As for the date on which prejudgment interest should begin to accrue, courts have taken different approaches. Where a transfer is found to be constructively fraudulent, some courts have awarded prejudgment interest beginning from the time demand is made or an adversary proceeding initiated, see, e.g., Murray v. Louisiana State Univ. Foundation (In re Zohdi), 234 B.R. 371, 385 (Bankr. M.D. La. 1999); Floyd v. Dunson (In re Ramirez Rodriguez), 209 B.R. 424, 434 (Bankr. S.D. Tex. 1997); Pereira v. Private Brands, Inc. (In re Harvard Knitwear, Inc.), 193 B.R. 389, 399 (Bankr. E.D.N.Y. 1996); Shape, Inc. v. Midwest Engineering, Inc. (In re Shape, Inc.), 176 B.R. 1, 3 (Bankr. D. Me. 1994), while other courts have awarded prejudgment interest from the date of the transfer. See, e.g, Kendall v. Sorani (In re Richmond Produce Co., Inc.), 151 B.R. 1012, 1022 (Bankr. N.D. Cal. 1993), aff'd, 195 B.R. 455 (N.D. Cal. 1996); Bucki v. Singleton (In re Cardon Realty Corp.), 146 B.R. 72, 81 (Bankr. W.D.N.Y. 1992). Other than its overly narrow portrayal of case law, Universal has offered no reason why the bankruptcy court abused its discretion in awarding prejudgment interest from the date of the constructively fraudulent transfers in this case.
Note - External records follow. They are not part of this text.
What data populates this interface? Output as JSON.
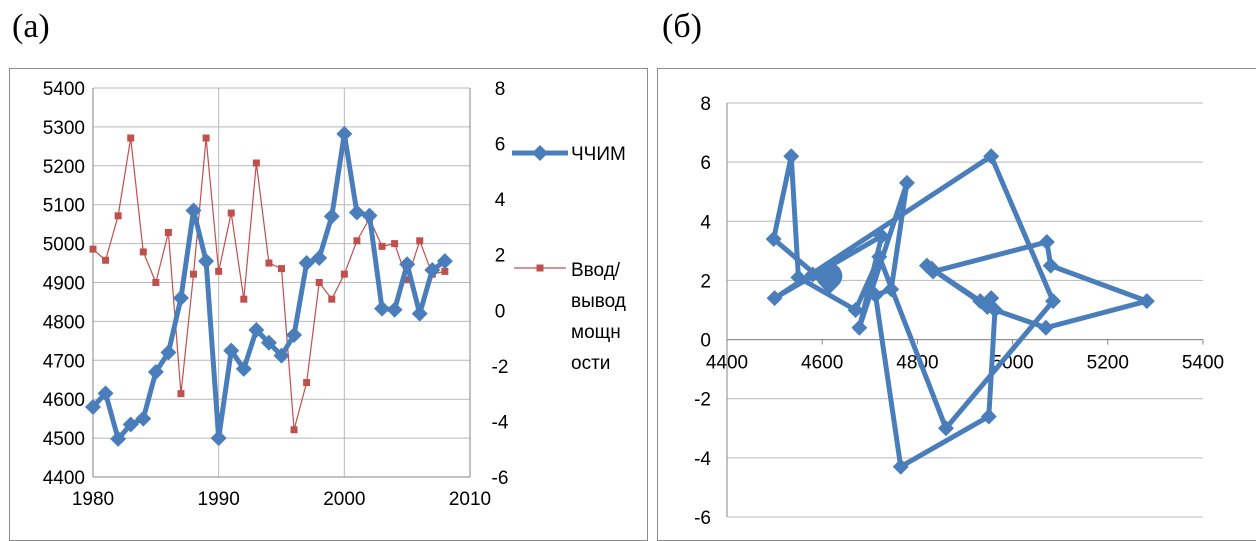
{
  "panels": {
    "a_label": "(а)",
    "b_label": "(б)"
  },
  "colors": {
    "series1": "#4a7ebb",
    "series2": "#c0504d",
    "grid": "#b9b9b9",
    "axis": "#868686"
  },
  "chart_data": [
    {
      "type": "line",
      "x": [
        1980,
        1981,
        1982,
        1983,
        1984,
        1985,
        1986,
        1987,
        1988,
        1989,
        1990,
        1991,
        1992,
        1993,
        1994,
        1995,
        1996,
        1997,
        1998,
        1999,
        2000,
        2001,
        2002,
        2003,
        2004,
        2005,
        2006,
        2007,
        2008
      ],
      "series": [
        {
          "name": "ЧЧИМ",
          "axis": "left",
          "values": [
            4580,
            4615,
            4498,
            4535,
            4550,
            4670,
            4720,
            4860,
            5085,
            4955,
            4500,
            4725,
            4678,
            4778,
            4745,
            4712,
            4765,
            4950,
            4963,
            5070,
            5282,
            5080,
            5072,
            4833,
            4830,
            4947,
            4820,
            4932,
            4955
          ]
        },
        {
          "name": "Ввод/вывод мощности",
          "axis": "right",
          "values": [
            2.2,
            1.8,
            3.4,
            6.2,
            2.1,
            1.0,
            2.8,
            -3.0,
            1.3,
            6.2,
            1.4,
            3.5,
            0.4,
            5.3,
            1.7,
            1.5,
            -4.3,
            -2.6,
            1.0,
            0.4,
            1.3,
            2.5,
            3.3,
            2.3,
            2.4,
            1.1,
            2.5,
            1.3,
            1.4
          ]
        }
      ],
      "xlim": [
        1980,
        2010
      ],
      "xticks": [
        "1980",
        "1990",
        "2000",
        "2010"
      ],
      "ylim": [
        4400,
        5400
      ],
      "yticks": [
        "5400",
        "5300",
        "5200",
        "5100",
        "5000",
        "4900",
        "4800",
        "4700",
        "4600",
        "4500",
        "4400"
      ],
      "y2lim": [
        -6,
        8
      ],
      "y2ticks": [
        "8",
        "6",
        "4",
        "2",
        "0",
        "-2",
        "-4",
        "-6"
      ],
      "legend": [
        "ЧЧИМ",
        "Ввод/",
        "вывод",
        "мощн",
        "ости"
      ],
      "legend_position": "right",
      "grid": true
    },
    {
      "type": "scatter",
      "mode": "connected",
      "x": [
        4580,
        4615,
        4498,
        4535,
        4550,
        4670,
        4720,
        4860,
        5085,
        4955,
        4500,
        4725,
        4678,
        4778,
        4745,
        4712,
        4765,
        4950,
        4963,
        5070,
        5282,
        5080,
        5072,
        4833,
        4830,
        4947,
        4820,
        4932,
        4955
      ],
      "y": [
        2.2,
        1.8,
        3.4,
        6.2,
        2.1,
        1.0,
        2.8,
        -3.0,
        1.3,
        6.2,
        1.4,
        3.5,
        0.4,
        5.3,
        1.7,
        1.5,
        -4.3,
        -2.6,
        1.0,
        0.4,
        1.3,
        2.5,
        3.3,
        2.3,
        2.4,
        1.1,
        2.5,
        1.3,
        1.4
      ],
      "highlight_point": [
        4615,
        2.15
      ],
      "xlim": [
        4400,
        5400
      ],
      "xticks": [
        "4400",
        "4600",
        "4800",
        "5000",
        "5200",
        "5400"
      ],
      "ylim": [
        -6,
        8
      ],
      "yticks": [
        "8",
        "6",
        "4",
        "2",
        "0",
        "-2",
        "-4",
        "-6"
      ],
      "grid": true
    }
  ]
}
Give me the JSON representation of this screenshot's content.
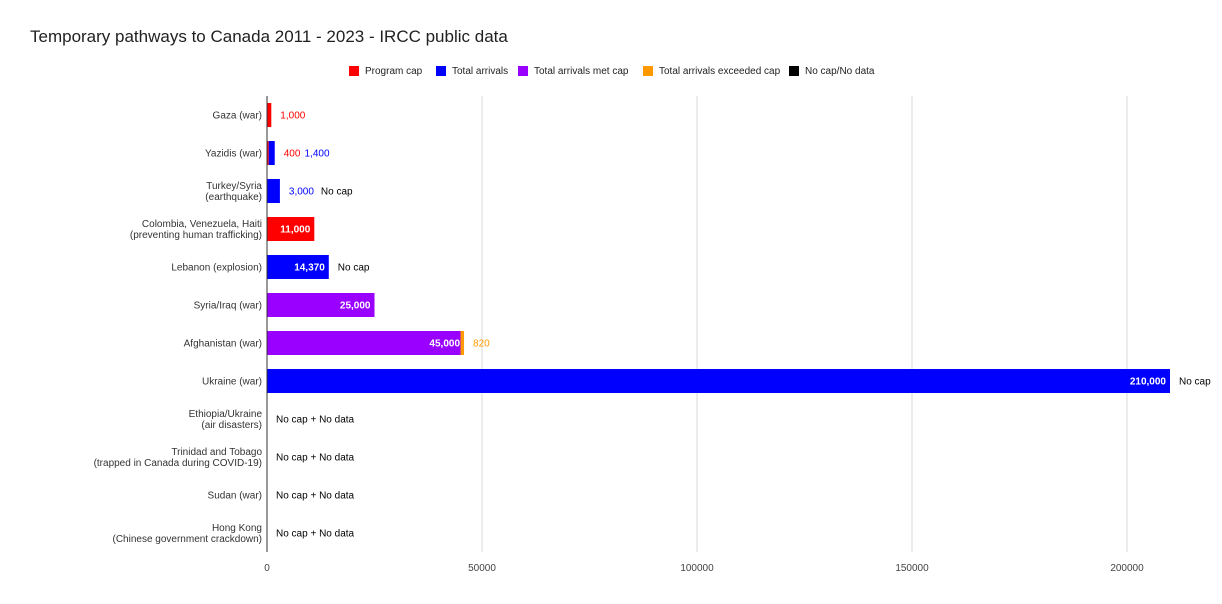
{
  "chart_data": {
    "type": "bar",
    "orientation": "horizontal",
    "stacked": true,
    "title": "Temporary pathways to Canada 2011 - 2023 - IRCC public data",
    "xlabel": "",
    "ylabel": "",
    "xlim": [
      0,
      215000
    ],
    "x_ticks": [
      "0",
      "50000",
      "100000",
      "150000",
      "200000"
    ],
    "grid": true,
    "legend_position": "top",
    "legend": [
      {
        "name": "Program cap",
        "color": "#ff0000"
      },
      {
        "name": "Total arrivals",
        "color": "#0000ff"
      },
      {
        "name": "Total arrivals met cap",
        "color": "#9900ff"
      },
      {
        "name": "Total arrivals exceeded cap",
        "color": "#ff9900"
      },
      {
        "name": "No cap/No data",
        "color": "#000000"
      }
    ],
    "categories": [
      {
        "label": [
          "Gaza (war)"
        ],
        "segments": [
          {
            "series": "Program cap",
            "value": 1000
          }
        ],
        "labels": [
          {
            "text": "1,000",
            "color": "#ff0000",
            "inside": false
          }
        ]
      },
      {
        "label": [
          "Yazidis (war)"
        ],
        "segments": [
          {
            "series": "Program cap",
            "value": 400
          },
          {
            "series": "Total arrivals",
            "value": 1400
          }
        ],
        "labels": [
          {
            "text": "400",
            "color": "#ff0000",
            "inside": false
          },
          {
            "text": "1,400",
            "color": "#0000ff",
            "inside": false
          }
        ]
      },
      {
        "label": [
          "Turkey/Syria",
          "(earthquake)"
        ],
        "segments": [
          {
            "series": "Total arrivals",
            "value": 3000
          }
        ],
        "labels": [
          {
            "text": "3,000",
            "color": "#0000ff",
            "inside": false
          },
          {
            "text": "No cap",
            "color": "#000000",
            "inside": false
          }
        ]
      },
      {
        "label": [
          "Colombia, Venezuela, Haiti",
          "(preventing human trafficking)"
        ],
        "segments": [
          {
            "series": "Program cap",
            "value": 11000
          }
        ],
        "labels": [
          {
            "text": "11,000",
            "color": "#ffffff",
            "inside": true
          }
        ]
      },
      {
        "label": [
          "Lebanon (explosion)"
        ],
        "segments": [
          {
            "series": "Total arrivals",
            "value": 14370
          }
        ],
        "labels": [
          {
            "text": "14,370",
            "color": "#ffffff",
            "inside": true
          },
          {
            "text": "No cap",
            "color": "#000000",
            "inside": false
          }
        ]
      },
      {
        "label": [
          "Syria/Iraq (war)"
        ],
        "segments": [
          {
            "series": "Total arrivals met cap",
            "value": 25000
          }
        ],
        "labels": [
          {
            "text": "25,000",
            "color": "#ffffff",
            "inside": true
          }
        ]
      },
      {
        "label": [
          "Afghanistan (war)"
        ],
        "segments": [
          {
            "series": "Total arrivals met cap",
            "value": 45000
          },
          {
            "series": "Total arrivals exceeded cap",
            "value": 820
          }
        ],
        "labels": [
          {
            "text": "45,000",
            "color": "#ffffff",
            "inside": true
          },
          {
            "text": "820",
            "color": "#ff9900",
            "inside": false
          }
        ]
      },
      {
        "label": [
          "Ukraine (war)"
        ],
        "segments": [
          {
            "series": "Total arrivals",
            "value": 210000
          }
        ],
        "labels": [
          {
            "text": "210,000",
            "color": "#ffffff",
            "inside": true
          },
          {
            "text": "No cap",
            "color": "#000000",
            "inside": false
          }
        ]
      },
      {
        "label": [
          "Ethiopia/Ukraine",
          "(air disasters)"
        ],
        "segments": [],
        "labels": [
          {
            "text": "No cap + No data",
            "color": "#000000",
            "inside": false
          }
        ]
      },
      {
        "label": [
          "Trinidad and Tobago",
          "(trapped in Canada during COVID-19)"
        ],
        "segments": [],
        "labels": [
          {
            "text": "No cap + No data",
            "color": "#000000",
            "inside": false
          }
        ]
      },
      {
        "label": [
          "Sudan (war)"
        ],
        "segments": [],
        "labels": [
          {
            "text": "No cap + No data",
            "color": "#000000",
            "inside": false
          }
        ]
      },
      {
        "label": [
          "Hong Kong",
          "(Chinese government crackdown)"
        ],
        "segments": [],
        "labels": [
          {
            "text": "No cap + No data",
            "color": "#000000",
            "inside": false
          }
        ]
      }
    ]
  }
}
Finally, the court summarily rejects Universal's contention that the bankruptcy court abused its discretion by basing its prejudgment interest award on the prime rate. See Gorenstein Enterprises, Inc., 874 F.2d at 436-37.
Conclusion
The judgment below is reversed to the extent that the bankruptcy court failed to consider the objective reasonableness of Universal's good faith under § 548(c), and to the extent that the bankruptcy court failed under § 550(a) to award Moglia the fair market value — as considered from the Debtor's perspective — of the spark plugs transferred to Universal. As explained above, these aspects of the bankruptcy court's holding may merely need to be clarified on remand. However, to the extent that the current language of the bankruptcy court's opinion reflects substantive inconsistencies with this court's analysis in these areas, the bankruptcy court may need to alter its corresponding conclusions. The bankruptcy court's judgment is affirmed in all other respects, This case is remanded for further proceedings consistent with this opinion.